Le requérant a formé un pourvoi en cassation, invoquant tout d’abord que l’autorité concédante n’aurait pas dû écarter son offre comme irrégulière, dès lors que cette irrégularité pouvait constituer un avantage pour le candidat.
Confirmant l’arrêt de la Cour administrative d’appel, le Conseil d’État indique :
« En premier lieu, il résulte des dispositions du code du travail citées au point précédent que les stipulations d’une convention de branche ou d’un accord professionnel interprofessionnel rendues obligatoires par arrêté ministériel s’imposent aux candidats à l’octroi d’une délégation de service public lorsqu’ils entrent dans le champ d’application de cette convention. Par suite, une offre finale mentionnant une convention collective inapplicable ou méconnaissant la convention applicable ne saurait être retenue par l’autorité concédante et doit être écartée comme irrégulière par celle-ci.
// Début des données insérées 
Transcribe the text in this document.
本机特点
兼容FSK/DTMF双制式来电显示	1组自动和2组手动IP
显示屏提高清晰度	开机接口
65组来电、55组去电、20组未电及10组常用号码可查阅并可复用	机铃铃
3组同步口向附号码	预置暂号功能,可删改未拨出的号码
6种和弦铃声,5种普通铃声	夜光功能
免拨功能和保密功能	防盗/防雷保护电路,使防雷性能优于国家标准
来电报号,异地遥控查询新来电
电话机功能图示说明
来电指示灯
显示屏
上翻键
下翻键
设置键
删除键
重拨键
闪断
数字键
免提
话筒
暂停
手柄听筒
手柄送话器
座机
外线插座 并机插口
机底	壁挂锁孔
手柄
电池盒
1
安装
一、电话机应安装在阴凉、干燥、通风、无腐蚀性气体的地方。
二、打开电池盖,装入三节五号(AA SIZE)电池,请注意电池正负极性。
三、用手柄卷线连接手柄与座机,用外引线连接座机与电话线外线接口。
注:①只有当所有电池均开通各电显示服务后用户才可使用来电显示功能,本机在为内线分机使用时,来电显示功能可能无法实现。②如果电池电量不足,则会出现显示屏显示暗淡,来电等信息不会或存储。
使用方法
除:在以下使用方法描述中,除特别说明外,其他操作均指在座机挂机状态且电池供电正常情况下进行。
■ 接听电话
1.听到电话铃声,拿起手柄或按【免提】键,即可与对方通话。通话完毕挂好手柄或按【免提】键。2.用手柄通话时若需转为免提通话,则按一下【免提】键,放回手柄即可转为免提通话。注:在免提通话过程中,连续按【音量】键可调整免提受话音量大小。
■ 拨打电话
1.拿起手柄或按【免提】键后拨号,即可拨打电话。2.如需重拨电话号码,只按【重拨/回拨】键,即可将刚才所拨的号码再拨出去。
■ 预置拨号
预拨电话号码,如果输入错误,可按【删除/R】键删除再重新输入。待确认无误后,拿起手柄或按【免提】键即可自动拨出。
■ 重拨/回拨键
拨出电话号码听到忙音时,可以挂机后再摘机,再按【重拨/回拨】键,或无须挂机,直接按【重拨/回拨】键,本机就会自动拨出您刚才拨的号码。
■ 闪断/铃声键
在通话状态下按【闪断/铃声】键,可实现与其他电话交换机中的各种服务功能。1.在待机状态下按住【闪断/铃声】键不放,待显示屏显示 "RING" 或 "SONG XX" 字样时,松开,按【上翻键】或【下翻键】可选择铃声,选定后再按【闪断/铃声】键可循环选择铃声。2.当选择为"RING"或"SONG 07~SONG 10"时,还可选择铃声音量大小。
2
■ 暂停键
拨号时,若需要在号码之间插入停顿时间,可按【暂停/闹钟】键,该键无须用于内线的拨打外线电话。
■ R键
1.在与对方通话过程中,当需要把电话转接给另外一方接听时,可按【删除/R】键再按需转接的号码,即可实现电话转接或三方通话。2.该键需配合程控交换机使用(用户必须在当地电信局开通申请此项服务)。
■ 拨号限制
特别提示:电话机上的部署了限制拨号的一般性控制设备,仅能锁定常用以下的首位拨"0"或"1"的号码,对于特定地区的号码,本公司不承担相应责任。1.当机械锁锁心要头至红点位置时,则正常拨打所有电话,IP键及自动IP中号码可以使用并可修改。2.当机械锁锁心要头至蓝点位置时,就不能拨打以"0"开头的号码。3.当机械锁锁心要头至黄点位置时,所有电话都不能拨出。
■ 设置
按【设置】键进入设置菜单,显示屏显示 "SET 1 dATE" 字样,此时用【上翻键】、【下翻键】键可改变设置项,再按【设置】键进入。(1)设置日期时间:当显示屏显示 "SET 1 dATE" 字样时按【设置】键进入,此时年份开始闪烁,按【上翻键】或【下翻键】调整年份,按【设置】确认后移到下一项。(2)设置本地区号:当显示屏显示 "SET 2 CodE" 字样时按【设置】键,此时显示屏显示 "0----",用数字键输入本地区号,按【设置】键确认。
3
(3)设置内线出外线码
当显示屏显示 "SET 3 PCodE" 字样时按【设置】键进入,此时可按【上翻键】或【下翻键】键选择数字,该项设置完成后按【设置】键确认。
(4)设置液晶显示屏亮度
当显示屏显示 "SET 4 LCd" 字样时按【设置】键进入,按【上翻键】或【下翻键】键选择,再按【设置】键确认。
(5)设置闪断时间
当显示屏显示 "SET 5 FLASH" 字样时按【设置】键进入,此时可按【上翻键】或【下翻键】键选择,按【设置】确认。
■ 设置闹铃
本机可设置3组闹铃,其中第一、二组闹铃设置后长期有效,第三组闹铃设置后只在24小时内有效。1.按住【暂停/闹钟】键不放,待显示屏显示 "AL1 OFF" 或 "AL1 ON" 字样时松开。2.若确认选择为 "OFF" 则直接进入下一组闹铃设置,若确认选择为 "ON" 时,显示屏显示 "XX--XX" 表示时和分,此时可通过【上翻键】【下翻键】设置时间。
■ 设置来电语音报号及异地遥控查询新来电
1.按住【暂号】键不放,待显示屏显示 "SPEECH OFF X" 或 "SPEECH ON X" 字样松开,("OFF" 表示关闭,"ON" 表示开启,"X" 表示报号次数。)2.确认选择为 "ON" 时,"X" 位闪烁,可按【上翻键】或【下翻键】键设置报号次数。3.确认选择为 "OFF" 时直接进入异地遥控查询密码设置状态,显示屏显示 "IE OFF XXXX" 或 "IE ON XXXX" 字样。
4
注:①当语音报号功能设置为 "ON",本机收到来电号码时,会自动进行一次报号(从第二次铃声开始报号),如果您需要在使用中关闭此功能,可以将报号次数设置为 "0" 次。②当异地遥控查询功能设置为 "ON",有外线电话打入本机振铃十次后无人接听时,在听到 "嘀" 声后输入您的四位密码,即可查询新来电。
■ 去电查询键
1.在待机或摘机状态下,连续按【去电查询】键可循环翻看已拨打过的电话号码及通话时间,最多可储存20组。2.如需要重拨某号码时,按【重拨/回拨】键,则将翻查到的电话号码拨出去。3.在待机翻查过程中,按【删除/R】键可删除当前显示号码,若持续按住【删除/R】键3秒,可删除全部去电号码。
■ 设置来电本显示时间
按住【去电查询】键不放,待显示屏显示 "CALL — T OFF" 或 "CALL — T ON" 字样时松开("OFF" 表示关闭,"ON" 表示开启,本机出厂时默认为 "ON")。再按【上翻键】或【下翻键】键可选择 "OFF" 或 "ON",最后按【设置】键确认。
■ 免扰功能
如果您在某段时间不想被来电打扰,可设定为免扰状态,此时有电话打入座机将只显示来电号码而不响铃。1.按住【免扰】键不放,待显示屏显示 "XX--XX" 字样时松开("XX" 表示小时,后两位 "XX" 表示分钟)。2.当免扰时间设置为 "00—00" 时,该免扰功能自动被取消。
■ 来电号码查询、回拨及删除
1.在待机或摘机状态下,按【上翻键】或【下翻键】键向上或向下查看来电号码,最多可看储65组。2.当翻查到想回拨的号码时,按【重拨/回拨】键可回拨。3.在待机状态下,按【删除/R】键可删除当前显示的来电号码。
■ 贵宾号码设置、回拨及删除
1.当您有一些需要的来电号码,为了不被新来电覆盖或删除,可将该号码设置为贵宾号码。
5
Il suit de là qu’en jugeant irrégulière l’offre de la société requérante méconnaissant les stipulations de la convention collective applicable, la cour, qui n’était pas tenue de rechercher si cette irrégularité pouvait constituer un avantage pour le candidat, n’a pas commis d’erreur de droit »
La société requérante invoquait ensuite l’incompétence du juge administratif pour se prononcer sur la détermination de la convention ou de l’accord collectif de travail applicable, question relevant par nature de la compétence du juge judiciaire.
Or, le Conseil d’État, faisant application de la jurisprudence du Tribunal des conflits SCEA du Chéneau (Tribunal des Conflits, 17 octobre 2011, SCEA du Chéneau contre Inaport, n° C3828), écarte le moyen :
« En deuxième lieu, lorsque, à l’occasion d’un litige relevant de la compétence de la juridiction administrative, une contestation sérieuse s’élève sur la détermination de la convention ou l’accord collectif de travail applicable à une entreprise, il appartient au juge saisi de ce litige de surseoir à statuer jusqu’à ce que l’autorité judiciaire se soit prononcée sur la question préjudicielle que présente à juger cette contestation, sauf s’il apparaît manifestement, au vu d’une jurisprudence établie, que la contestation peut être accueillie par le juge saisi au principal.
(…)
En estimant, après avoir relevé que l’activité confiée à l’attributaire de la délégation de service public en litige avait pour objet la gestion d’un équipement, composé de deux bassins et d’une fosse de plongée, dont la vocation est principalement sportive alors même qu’il comporte accessoirement des espaces ludiques et de détente, qu’elle ne se confond pas avec celle des parcs aquatiques entrant dans le champ d’application de la convention collective nationale des espaces de loisirs, d’attractions et culturels et qu’elle relève dès lors de la convention nationale du sport, la cour, qui n’était pas tenue de saisir l’autorité judiciaire d’une question préjudicielle eu égard à la jurisprudence établie du juge judiciaire sur ce point, n’a pas commis d’erreur de droit, ni dénaturé les faits de l’espèce. ».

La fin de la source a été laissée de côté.